Ma se la decisione di Terzi ci pare errata e dannosa benché vestita di coerenza, non sarebbe né corretto né veritiero mettere alla berlina un solo responsabile dello psicodramma diplomatico che ha scosso l’Italia, sommandosi al generale disorientamento politico, tra l’undici e il ventuno marzo scorsi. Dieci giorni che non hanno sconvolto il mondo come quelli della Rivoluzione d’Ottobre raccontati da John Reed, ma che certamente hanno messo a nudo la politica estera italiana rivelandone una inquietante crisi sistemica accanto a confusioni congiunturali e stupefacenti carenze analitiche.

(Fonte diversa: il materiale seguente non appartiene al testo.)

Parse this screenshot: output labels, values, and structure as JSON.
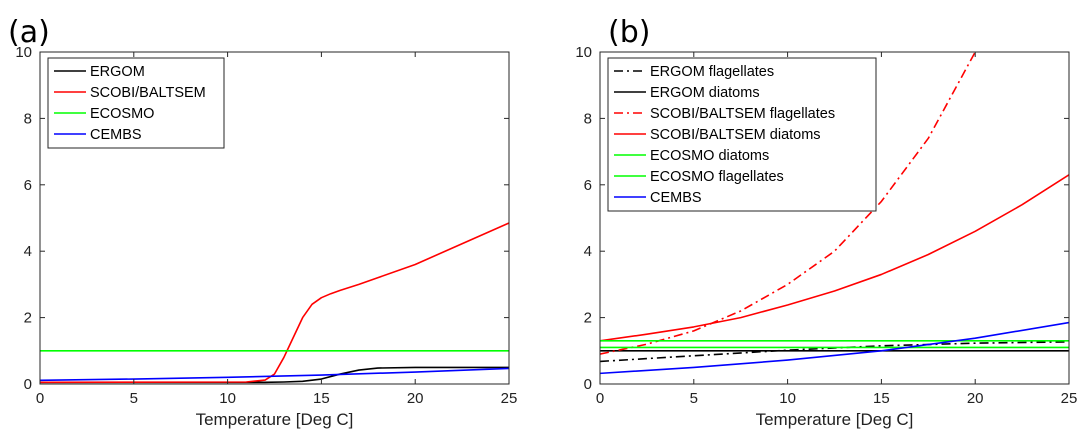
{
  "chart_data": [
    {
      "panel_label": "(a)",
      "type": "line",
      "xlabel": "Temperature [Deg C]",
      "ylabel": "",
      "xlim": [
        0,
        25
      ],
      "ylim": [
        0,
        10
      ],
      "xticks": [
        0,
        5,
        10,
        15,
        20,
        25
      ],
      "yticks": [
        0,
        2,
        4,
        6,
        8,
        10
      ],
      "grid": false,
      "legend_position": "top-left",
      "series": [
        {
          "name": "ERGOM",
          "color": "#000000",
          "dash": "solid",
          "x": [
            0,
            12,
            13,
            14,
            15,
            16,
            17,
            18,
            20,
            25
          ],
          "y": [
            0.05,
            0.05,
            0.06,
            0.08,
            0.15,
            0.3,
            0.42,
            0.48,
            0.5,
            0.5
          ]
        },
        {
          "name": "SCOBI/BALTSEM",
          "color": "#ff0000",
          "dash": "solid",
          "x": [
            0,
            11,
            12,
            12.5,
            13,
            13.5,
            14,
            14.5,
            15,
            15.5,
            16,
            17,
            18,
            20,
            22,
            25
          ],
          "y": [
            0.05,
            0.06,
            0.12,
            0.3,
            0.8,
            1.4,
            2.0,
            2.4,
            2.6,
            2.72,
            2.82,
            3.0,
            3.2,
            3.6,
            4.1,
            4.85
          ]
        },
        {
          "name": "ECOSMO",
          "color": "#00ff00",
          "dash": "solid",
          "x": [
            0,
            25
          ],
          "y": [
            1.0,
            1.0
          ]
        },
        {
          "name": "CEMBS",
          "color": "#0000ff",
          "dash": "solid",
          "x": [
            0,
            5,
            10,
            15,
            20,
            25
          ],
          "y": [
            0.11,
            0.15,
            0.2,
            0.27,
            0.36,
            0.47
          ]
        }
      ]
    },
    {
      "panel_label": "(b)",
      "type": "line",
      "xlabel": "Temperature [Deg C]",
      "ylabel": "",
      "xlim": [
        0,
        25
      ],
      "ylim": [
        0,
        10
      ],
      "xticks": [
        0,
        5,
        10,
        15,
        20,
        25
      ],
      "yticks": [
        0,
        2,
        4,
        6,
        8,
        10
      ],
      "grid": false,
      "legend_position": "top-left",
      "series": [
        {
          "name": "ERGOM flagellates",
          "color": "#000000",
          "dash": "dashdot",
          "x": [
            0,
            5,
            10,
            15,
            20,
            25
          ],
          "y": [
            0.68,
            0.85,
            1.02,
            1.15,
            1.23,
            1.27
          ]
        },
        {
          "name": "ERGOM diatoms",
          "color": "#000000",
          "dash": "solid",
          "x": [
            0,
            25
          ],
          "y": [
            1.0,
            1.0
          ]
        },
        {
          "name": "SCOBI/BALTSEM flagellates",
          "color": "#ff0000",
          "dash": "dashdot",
          "x": [
            0,
            2.5,
            5,
            7.5,
            10,
            12.5,
            15,
            17.5,
            20
          ],
          "y": [
            0.9,
            1.2,
            1.6,
            2.2,
            3.0,
            4.0,
            5.5,
            7.4,
            10.0
          ]
        },
        {
          "name": "SCOBI/BALTSEM diatoms",
          "color": "#ff0000",
          "dash": "solid",
          "x": [
            0,
            2.5,
            5,
            7.5,
            10,
            12.5,
            15,
            17.5,
            20,
            22.5,
            25
          ],
          "y": [
            1.3,
            1.5,
            1.72,
            2.0,
            2.38,
            2.8,
            3.3,
            3.9,
            4.6,
            5.4,
            6.3
          ]
        },
        {
          "name": "ECOSMO diatoms",
          "color": "#00ff00",
          "dash": "solid",
          "x": [
            0,
            25
          ],
          "y": [
            1.3,
            1.3
          ]
        },
        {
          "name": "ECOSMO flagellates",
          "color": "#00ff00",
          "dash": "solid",
          "x": [
            0,
            25
          ],
          "y": [
            1.1,
            1.1
          ]
        },
        {
          "name": "CEMBS",
          "color": "#0000ff",
          "dash": "solid",
          "x": [
            0,
            5,
            10,
            15,
            20,
            25
          ],
          "y": [
            0.32,
            0.5,
            0.72,
            1.0,
            1.38,
            1.85
          ]
        }
      ]
    }
  ]
}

L’undici marzo il ministro Terzi batte tutti in velocità e annuncia che i marò non torneranno in India dalla loro licenza elettorale. Vengono avanzate motivazioni giuridiche opinabili ma anche difendibili, tra le quali non figura tuttavia il timore della pena capitale. Non è esatto dire che Palazzo Chigi e Quirinale non fossero informati, ma quella di Terzi sembra essere una volontà di bruciare le tappe rispetto a percorsi più graduali previsti al vertice del governo e sul colle più alto.
In questa fase risulta già evidente una carenza di coordinamento forse spiegabile con le altre urgenze dell’ora, ma si fa anche pesantemente sentire la mancanza di un organo collegiale sul modello del Consiglio per la sicurezza nazionale esistente in altri Paesi e sempre affossato in Italia dalle gelosie dei vari ministri. Non basta. Quando l’India reagisce accusando (giustamente) l’Italia di essere venuta meno alla parola data e limitando (illegittimamente) la libertà di movimento del nostro ambasciatore, si scopre che nessuno da noi si è dato la pena di prevedere le più che probabili risposte di Nuova Delhi. Si mormora che «in fondo gli indiani saranno contenti di non avere più questa grana», impazza una dietrologia d’accatto, ma non risultano approfondimenti seri sul nazionalismo dell’India, sulla sua politica ormai pre-elettorale, sulle sue leggi, sul fattore per noi negativo della origine italiana di Sonia Gandhi. Davvero nessuno era in grado di produrre una analisi necessaria al processo decisionale, in quelle ore?
I giorni passano, le minacce indiane diventano anche economiche, e il governo decide di cambiare rotta con l’appoggio del Quirinale. Rendersi conto di un errore è cosa meritevole. Ma il contro-giro di valzer va amministrato con cura, non quando l’aereo che deve riportare in India i marò ha già i motori accesi perché scade la «licenza», non spiegando di aver ricevuto garanzie sull’inapplicabilità della pena di morte che sono soltanto chiarimenti richiesti e già noti il dieci marzo. Terzi si oppone, è vero. Ed è vero che la somma delle due contraddittorie decisioni italiane alimenta la già avviata perdita di credibilità a prescindere da quale sia quella più giusta (la seconda, a nostro parere, anche se è stata mal gestita). Ma poi si aggiungono i «danni collaterali»: la nostra rete diplomatica all’estero viene poco e male informata, in molti casi non sa dare spiegazioni ai nostri esterrefatti interlocutori, uno sbandamento generale diventa palese.
E così ora, dopo le dimissioni di Terzi che il presidente Napolitano ha definito «irrituali» dando ancora una volta prova di misura, ci troviamo a dover ricostruire rapidamente l’efficacia della nostra diplomazia. Magari con qualche idea nuova. Dopotutto davanti al tribunale speciale di Nuova Delhi tra poco (speriamo) si aprirà il processo. E i due fucilieri di Marina meritano almeno di non avere il vuoto dietro le spalle.